Bediüzzaman Molla Said`in ifadesi ile “milliyetlerini dinlerine feda etmiş bu kimsesiz ama değerli kavim” Müslüman olmasının gereğini yerine getirmiştir.

Hatta bununla kalmamış İngilizlerin “Türklerden ayrılın, bizimle hareket edin size devlet verelim!” rüşvetini dahi ellerinin tersiyle iterek üçüncü bir referansın oluşmasına vesile olmuşlardır.

Bunun karşılığı olarak da 1920 sözleşmesinde ülkeyi kuran iki kurucu unsurdan biri haline gelmişlerdir.

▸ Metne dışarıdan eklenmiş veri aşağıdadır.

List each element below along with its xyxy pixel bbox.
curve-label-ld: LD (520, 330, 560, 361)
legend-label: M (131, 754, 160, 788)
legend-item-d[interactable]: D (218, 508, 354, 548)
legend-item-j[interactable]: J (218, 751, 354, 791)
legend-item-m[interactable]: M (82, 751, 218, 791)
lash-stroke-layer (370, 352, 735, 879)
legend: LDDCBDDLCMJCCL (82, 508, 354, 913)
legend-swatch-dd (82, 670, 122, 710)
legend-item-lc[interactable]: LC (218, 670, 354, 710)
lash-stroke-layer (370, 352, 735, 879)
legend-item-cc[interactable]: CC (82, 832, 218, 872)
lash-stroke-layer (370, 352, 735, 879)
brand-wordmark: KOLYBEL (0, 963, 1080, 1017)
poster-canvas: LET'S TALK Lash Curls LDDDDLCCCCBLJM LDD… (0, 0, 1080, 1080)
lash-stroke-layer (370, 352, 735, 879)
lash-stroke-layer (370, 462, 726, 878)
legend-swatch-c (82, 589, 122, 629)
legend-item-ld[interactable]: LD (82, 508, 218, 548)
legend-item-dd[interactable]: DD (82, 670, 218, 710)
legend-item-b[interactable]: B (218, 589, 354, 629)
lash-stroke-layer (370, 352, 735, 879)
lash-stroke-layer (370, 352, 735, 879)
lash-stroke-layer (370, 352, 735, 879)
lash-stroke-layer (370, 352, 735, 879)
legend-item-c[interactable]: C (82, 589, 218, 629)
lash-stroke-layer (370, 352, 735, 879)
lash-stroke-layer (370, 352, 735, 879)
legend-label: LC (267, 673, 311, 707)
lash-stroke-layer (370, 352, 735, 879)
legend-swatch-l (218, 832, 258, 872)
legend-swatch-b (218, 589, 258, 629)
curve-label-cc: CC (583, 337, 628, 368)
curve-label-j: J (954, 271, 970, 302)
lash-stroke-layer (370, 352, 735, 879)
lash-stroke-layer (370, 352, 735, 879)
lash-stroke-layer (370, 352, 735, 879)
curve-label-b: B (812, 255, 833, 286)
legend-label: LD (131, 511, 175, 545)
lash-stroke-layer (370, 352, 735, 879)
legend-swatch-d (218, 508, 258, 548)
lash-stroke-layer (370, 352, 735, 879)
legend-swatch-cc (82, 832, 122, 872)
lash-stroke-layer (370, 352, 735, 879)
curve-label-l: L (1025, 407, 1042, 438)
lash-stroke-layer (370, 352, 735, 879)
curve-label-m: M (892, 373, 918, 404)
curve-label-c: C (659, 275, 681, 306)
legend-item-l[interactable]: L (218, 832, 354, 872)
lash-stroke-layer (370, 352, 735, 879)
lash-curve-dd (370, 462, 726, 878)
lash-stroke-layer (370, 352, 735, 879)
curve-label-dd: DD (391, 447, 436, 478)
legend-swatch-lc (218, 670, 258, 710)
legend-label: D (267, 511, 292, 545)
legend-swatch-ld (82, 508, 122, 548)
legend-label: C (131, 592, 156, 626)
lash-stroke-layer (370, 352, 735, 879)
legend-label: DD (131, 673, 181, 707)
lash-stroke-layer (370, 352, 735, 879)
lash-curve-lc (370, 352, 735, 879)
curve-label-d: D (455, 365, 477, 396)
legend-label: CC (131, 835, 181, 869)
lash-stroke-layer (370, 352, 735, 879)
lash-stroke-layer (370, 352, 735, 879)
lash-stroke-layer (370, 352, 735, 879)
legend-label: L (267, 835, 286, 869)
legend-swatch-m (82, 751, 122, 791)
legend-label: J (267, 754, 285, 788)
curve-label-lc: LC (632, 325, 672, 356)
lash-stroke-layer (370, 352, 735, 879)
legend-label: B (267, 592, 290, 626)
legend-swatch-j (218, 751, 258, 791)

1923`le başlayan yeni süreç ise tam anlamıyla Kürtler aleyhine bir zulüm sürecine dönüşmüş, uzatılan İngiliz elini sıkmamanın bedeli, bu eli sıkan Laik-Kemalistler eliyle Kürtlere ağır bir şekilde ödetilmiştir.

DEAŞ`ın Musul baskını, Suruç ve Ankara saldırıları işte bu üç referansı ortadan kaldırmayı ve böylelikle Kürt kartını Türkiye`den almayı amaç edinen yerel görünümlü küresel operasyonlardır.

Böyle bir vasatta Türkler ve Kürtler, tarihi gerçekliklere uygun yeni bir referans oluşturmak zorundadırlar.

Yine İslâm Hukuku ortak paydasında, eşit ve adil bir çözümle ya beraberce büyüyecekler veya küçük lokmalar haline gelip kendilerine çoktan beridir “diş bileyen” emperyalistlere yem olacaklar.